En 2005, elle sème la controverse en défilant pour Jean-Paul Gaultier tout en affichant sa silhouette opulente sur le podium. En 2009, elle publie un livre, Hungry, témoignage de ses années de souffrance et de restrictions alimentaires que lui a imposée le monde de la mode étant plus jeune.


A l'occasion de la collection printemps-été de 2010, elle devient l'ambassadrice de la MR Denim Collection pour la maison Marina Rinaldi. Naît alors la première collection de jeans pour les rondes.


Crystal Renn a su révéler au grand jour ces mannequins trop peu connues du grand public qui bouleversent l'idéal traditionnel des podiums. Elle a montré qu'il était possible de réussir dans un métier où la maigreur régnait jusqu'alors en maître absolu. Elle s'est servie de ce qui a longtemps été considéré comme un handicap dans le milieu de la mode pour s'émanciper des règles imposées par ce monde.

 - Christina Hendricks, une actrice unique.


Actrice américaine née le 3 mai 1975 à Knoxville dans le Tenesse (États-Unis), elle interprète le rôle de Joan Holloway dans la série Mad Men en tant que secrétaire d'une agence de publicité new-yorkaise dans les années 1960. Elle se démarque par ses formes plantureuses. En 2010, elle est élue ''femme la plus sexy du monde'' par le magazine américain Esquire.
Christina Hendricks est l'incarnation publique, dans le sens où elle apparaît régulièrement sur nos écrans, de la femme qui s'émancipe des modèles habituels. Par ses formes, qu'elle conserve en dépit de la pression médiatique, elle démontre qu'une femme peut être belle sans forcément s'associer à l'idéal féminin que nous impose la société actuelle.



- Yossi Loloi : un photographe résistant.



Le photographe émergeant Yossi Loloi, dans la continuité du travail artistique du peintre baroque Pierre Paul Rubens, a produit récemment une série de photographies nommée ''Full Beauty Project''. Y sont mises en scène, avec ironie, provocation courage et honnêteté, des femmes particulièrement corpulentes se dévoilant dans des positions que l'on peut qualifier d'érotiques dans un cadre néanmoins élégant et glamour.

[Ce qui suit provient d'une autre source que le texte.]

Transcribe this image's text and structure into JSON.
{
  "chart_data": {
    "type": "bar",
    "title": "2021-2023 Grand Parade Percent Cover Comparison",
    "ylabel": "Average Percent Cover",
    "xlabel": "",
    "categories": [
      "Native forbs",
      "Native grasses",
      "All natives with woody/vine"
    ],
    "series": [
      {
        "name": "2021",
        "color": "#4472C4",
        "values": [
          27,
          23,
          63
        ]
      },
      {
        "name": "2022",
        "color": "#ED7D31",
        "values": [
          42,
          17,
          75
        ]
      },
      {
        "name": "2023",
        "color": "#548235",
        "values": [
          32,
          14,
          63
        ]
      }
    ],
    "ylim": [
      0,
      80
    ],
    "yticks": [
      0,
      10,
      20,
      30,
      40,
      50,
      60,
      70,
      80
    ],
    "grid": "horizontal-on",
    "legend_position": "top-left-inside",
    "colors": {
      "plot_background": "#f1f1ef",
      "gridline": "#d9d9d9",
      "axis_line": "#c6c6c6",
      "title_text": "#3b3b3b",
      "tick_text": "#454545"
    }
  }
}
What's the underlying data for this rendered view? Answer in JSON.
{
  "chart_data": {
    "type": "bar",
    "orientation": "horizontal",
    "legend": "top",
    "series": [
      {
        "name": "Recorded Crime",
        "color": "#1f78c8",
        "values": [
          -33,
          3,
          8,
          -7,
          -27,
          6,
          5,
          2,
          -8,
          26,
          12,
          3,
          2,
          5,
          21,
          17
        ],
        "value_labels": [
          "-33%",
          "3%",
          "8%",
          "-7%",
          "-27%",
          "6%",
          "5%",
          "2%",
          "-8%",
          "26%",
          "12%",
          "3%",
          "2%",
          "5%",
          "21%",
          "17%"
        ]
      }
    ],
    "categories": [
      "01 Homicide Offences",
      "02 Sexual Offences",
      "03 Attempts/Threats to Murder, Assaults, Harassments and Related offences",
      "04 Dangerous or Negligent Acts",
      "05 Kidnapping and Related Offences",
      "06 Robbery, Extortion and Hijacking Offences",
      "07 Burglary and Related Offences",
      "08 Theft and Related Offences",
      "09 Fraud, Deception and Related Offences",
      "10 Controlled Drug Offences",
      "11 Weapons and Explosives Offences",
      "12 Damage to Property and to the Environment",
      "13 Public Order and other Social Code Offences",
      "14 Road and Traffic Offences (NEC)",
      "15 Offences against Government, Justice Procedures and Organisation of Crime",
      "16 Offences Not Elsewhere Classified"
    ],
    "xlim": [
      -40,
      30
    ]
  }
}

Yossi Loloi parle de son art comme étant le symbole de la lutte contre la ''dictature de l'esthétique'' qui est omniprésente, pour ne pas dire inévitable, au sein de notre société. En effet, la minceur apparaît continuellement comme étant la seule manière pour la femme d'être belle mais les contestations, bien qu'encore peu connues du grand public, sont de plus en plus nombreuses et se manifestent de diverses manières et notamment à travers les arts. Yossi Loloi explique, en parlant des femmes qu'il a photographiées, qu'elles ''montrent que la beauté ne peut pas être standardisée''. Il proteste contre les discriminations instituées par notre société et les médias pour finalement considérer la corpulence de ces femmes comme étant simplement une autre forme de beauté s'opposant au culte de la minceur, voire de la maigreur qui fait notre quotidien. Le photographe a travaillé durant cinq années pour aboutir à ce projet assez inhabituel, toutefois très représentatif et même emblématique de la dénonciation de la violence morale, vénérant la finesse du corps féminin, infligée aux femmes rondes.


- La densité de la femme, vue par Anana Terramorsi.

Anana Terramorsi est un peintre, graveur, et sculpteur du 21ème siècle. Née en 1950, elle a très vite inscrit son parcours sous le signe de la liberté. Ses peintures et sculptures sont la plus part du temps inspirée du corps de la femme.  D’après Lydia Harambourg (auteur du livre consacré aux œuvres d’Anana Terramorsi) :  « Elle est cet intercesseur par lequel le monde des apparences se transmue en un monde des profondeurs réelles, celui qui "cherche à se délivrer de la surface des choses et pénétrer dans la matière afin d'en dévoiler les structures ultimes"... ».  Ce « monde des apparences » fait référence à la femme que dépeint l’univers médiatique audiovisuel actuel au sein duquel la femme n’est que surface. Anana Terramorsi, au contraire, figure une femme tout en profondeur, tout en densité, une femme non plus extérieure mais pleine, riche, ce dont témoigne la forme robuste de sa sculpture. C’est une femme dont l’intériorité pèse de tout son poids sur la société d’aujourd’hui.